In the rustling of the leaves up the way or
down the way, when the sound calls you to stop and pause, to turn ‘round and
sense that something is there moving around, I usually had thought it was a
squirrel. Now I know that sometimes, perhaps I think a third or even half of
the time, it was a coyote. And there was, this time, as I stood quietly upon a
ridge that afforded me a long and wide and high view, a coyote. He was not with
mange, or malnourished, not downtrodden or crestfallen like some of the ones I
used to see close to here, closer to more urban areas.
No, he was majestic if a
bit small, and something that seemed to immediately evoke a feeling, temperament
or intuition beyond the ordinary. Some say dreamy, others say totem or lovely
trickster. Words like quick, vision-like, or inspiring come to the fore.
I
say he was pure magic. Looking around, somewhat cautiously but still curiously,
- the sun that made its way through the forest firmament shone on his light
brown coat. In that moment, though I could not manage an actual picture, I
chose not to miss it and saw the reality with plain eyes, open, true, actual, non-obscured.

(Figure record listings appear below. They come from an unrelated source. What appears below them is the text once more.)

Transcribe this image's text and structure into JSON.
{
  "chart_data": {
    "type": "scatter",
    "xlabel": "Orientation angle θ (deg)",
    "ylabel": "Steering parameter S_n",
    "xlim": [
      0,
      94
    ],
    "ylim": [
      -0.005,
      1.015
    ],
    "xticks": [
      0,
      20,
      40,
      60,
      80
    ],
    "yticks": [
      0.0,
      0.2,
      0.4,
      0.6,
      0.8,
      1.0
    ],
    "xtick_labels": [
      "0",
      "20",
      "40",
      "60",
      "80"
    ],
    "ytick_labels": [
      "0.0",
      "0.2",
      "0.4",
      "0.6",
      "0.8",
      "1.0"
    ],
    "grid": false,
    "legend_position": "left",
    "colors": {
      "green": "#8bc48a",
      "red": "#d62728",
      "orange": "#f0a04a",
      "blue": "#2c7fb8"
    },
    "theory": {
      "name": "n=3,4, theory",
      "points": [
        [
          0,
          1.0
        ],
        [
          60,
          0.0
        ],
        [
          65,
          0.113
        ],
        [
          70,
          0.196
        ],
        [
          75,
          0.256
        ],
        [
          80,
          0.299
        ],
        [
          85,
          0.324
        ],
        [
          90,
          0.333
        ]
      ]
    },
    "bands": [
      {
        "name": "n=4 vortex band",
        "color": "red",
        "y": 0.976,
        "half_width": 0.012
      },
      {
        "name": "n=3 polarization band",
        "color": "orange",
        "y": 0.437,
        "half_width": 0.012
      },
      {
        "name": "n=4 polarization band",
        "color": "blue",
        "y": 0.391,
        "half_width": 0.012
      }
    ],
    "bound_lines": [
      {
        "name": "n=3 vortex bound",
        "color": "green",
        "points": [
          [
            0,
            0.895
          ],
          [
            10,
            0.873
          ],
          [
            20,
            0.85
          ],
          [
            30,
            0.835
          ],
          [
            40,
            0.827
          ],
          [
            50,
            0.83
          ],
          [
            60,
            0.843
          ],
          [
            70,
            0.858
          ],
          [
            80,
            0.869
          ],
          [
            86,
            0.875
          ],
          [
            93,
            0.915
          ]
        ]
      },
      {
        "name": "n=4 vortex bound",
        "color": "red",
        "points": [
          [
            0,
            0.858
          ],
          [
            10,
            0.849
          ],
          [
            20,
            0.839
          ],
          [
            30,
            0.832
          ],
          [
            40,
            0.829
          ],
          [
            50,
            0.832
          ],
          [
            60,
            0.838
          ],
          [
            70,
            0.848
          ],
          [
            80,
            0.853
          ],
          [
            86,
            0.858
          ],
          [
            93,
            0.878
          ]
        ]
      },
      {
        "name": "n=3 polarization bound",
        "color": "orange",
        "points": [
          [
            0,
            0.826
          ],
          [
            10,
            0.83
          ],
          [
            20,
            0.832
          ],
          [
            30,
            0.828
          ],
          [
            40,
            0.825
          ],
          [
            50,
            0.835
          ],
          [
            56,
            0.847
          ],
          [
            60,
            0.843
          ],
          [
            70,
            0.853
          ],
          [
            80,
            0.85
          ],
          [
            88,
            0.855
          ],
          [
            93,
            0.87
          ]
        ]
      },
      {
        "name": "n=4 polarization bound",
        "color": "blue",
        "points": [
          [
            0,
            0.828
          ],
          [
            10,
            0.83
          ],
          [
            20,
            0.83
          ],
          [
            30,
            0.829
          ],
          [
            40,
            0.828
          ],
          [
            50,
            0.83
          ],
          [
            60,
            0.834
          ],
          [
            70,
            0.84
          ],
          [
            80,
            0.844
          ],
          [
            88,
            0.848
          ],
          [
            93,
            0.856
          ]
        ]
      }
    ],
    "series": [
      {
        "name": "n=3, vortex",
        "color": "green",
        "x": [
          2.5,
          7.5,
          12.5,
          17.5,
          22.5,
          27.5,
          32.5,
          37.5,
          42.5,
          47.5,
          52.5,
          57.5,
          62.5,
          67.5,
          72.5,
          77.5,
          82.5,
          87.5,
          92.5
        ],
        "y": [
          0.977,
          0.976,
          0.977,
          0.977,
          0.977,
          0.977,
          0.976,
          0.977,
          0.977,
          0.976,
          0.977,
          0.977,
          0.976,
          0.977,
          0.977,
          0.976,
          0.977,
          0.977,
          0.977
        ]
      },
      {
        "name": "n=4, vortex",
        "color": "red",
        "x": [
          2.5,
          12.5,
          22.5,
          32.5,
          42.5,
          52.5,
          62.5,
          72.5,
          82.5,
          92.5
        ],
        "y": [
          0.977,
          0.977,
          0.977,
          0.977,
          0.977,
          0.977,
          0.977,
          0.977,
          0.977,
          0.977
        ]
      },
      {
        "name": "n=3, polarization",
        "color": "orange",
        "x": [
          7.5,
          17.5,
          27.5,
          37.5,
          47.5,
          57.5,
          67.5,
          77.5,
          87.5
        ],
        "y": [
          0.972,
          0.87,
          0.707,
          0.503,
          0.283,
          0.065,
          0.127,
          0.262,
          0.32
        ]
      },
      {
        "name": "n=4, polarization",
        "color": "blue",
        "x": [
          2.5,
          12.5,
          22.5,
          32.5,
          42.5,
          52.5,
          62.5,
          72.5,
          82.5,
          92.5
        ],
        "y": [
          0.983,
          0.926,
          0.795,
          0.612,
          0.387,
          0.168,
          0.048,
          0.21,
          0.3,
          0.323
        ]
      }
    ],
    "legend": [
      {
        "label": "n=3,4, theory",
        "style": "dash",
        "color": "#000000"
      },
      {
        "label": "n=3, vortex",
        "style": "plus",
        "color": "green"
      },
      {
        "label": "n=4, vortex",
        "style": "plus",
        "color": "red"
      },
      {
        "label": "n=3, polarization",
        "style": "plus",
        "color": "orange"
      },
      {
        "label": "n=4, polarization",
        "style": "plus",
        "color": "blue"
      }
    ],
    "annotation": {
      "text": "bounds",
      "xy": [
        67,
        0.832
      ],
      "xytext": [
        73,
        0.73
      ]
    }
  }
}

He had stopped and was even in stillness, against logic, seemingly agile, spry,
handsome, curt, and flowing. The coyote himself was like the saying of Jesus in
the secret Gospel of St. Thomas, when they ask Jesus what IT is like and he
responds, ‘It is a movement and a rest.’ It’s both at the same time. And the
frame of him, which was green pines and bright white birches, a meandering
stream down the way and the blue sky up and up and up there watching between
the trees.
Is
there a streak of white could even announced there also?
Surely.
The sun comes through and rests
upon his back, tail, and the head and ears and face.
And then coyote looks at me, surveys
me. He is not afraid in the colloquial, in the generic sense of fear,
agitation, and excitement. No, he just looks. Then he doubles back and turning
round begins to gain momentum and more speed as he rises, as he negotiates the
far away valley wall and travels off into the rest of the afternoon. We had
met. He had his way and I had mine and we made them fine.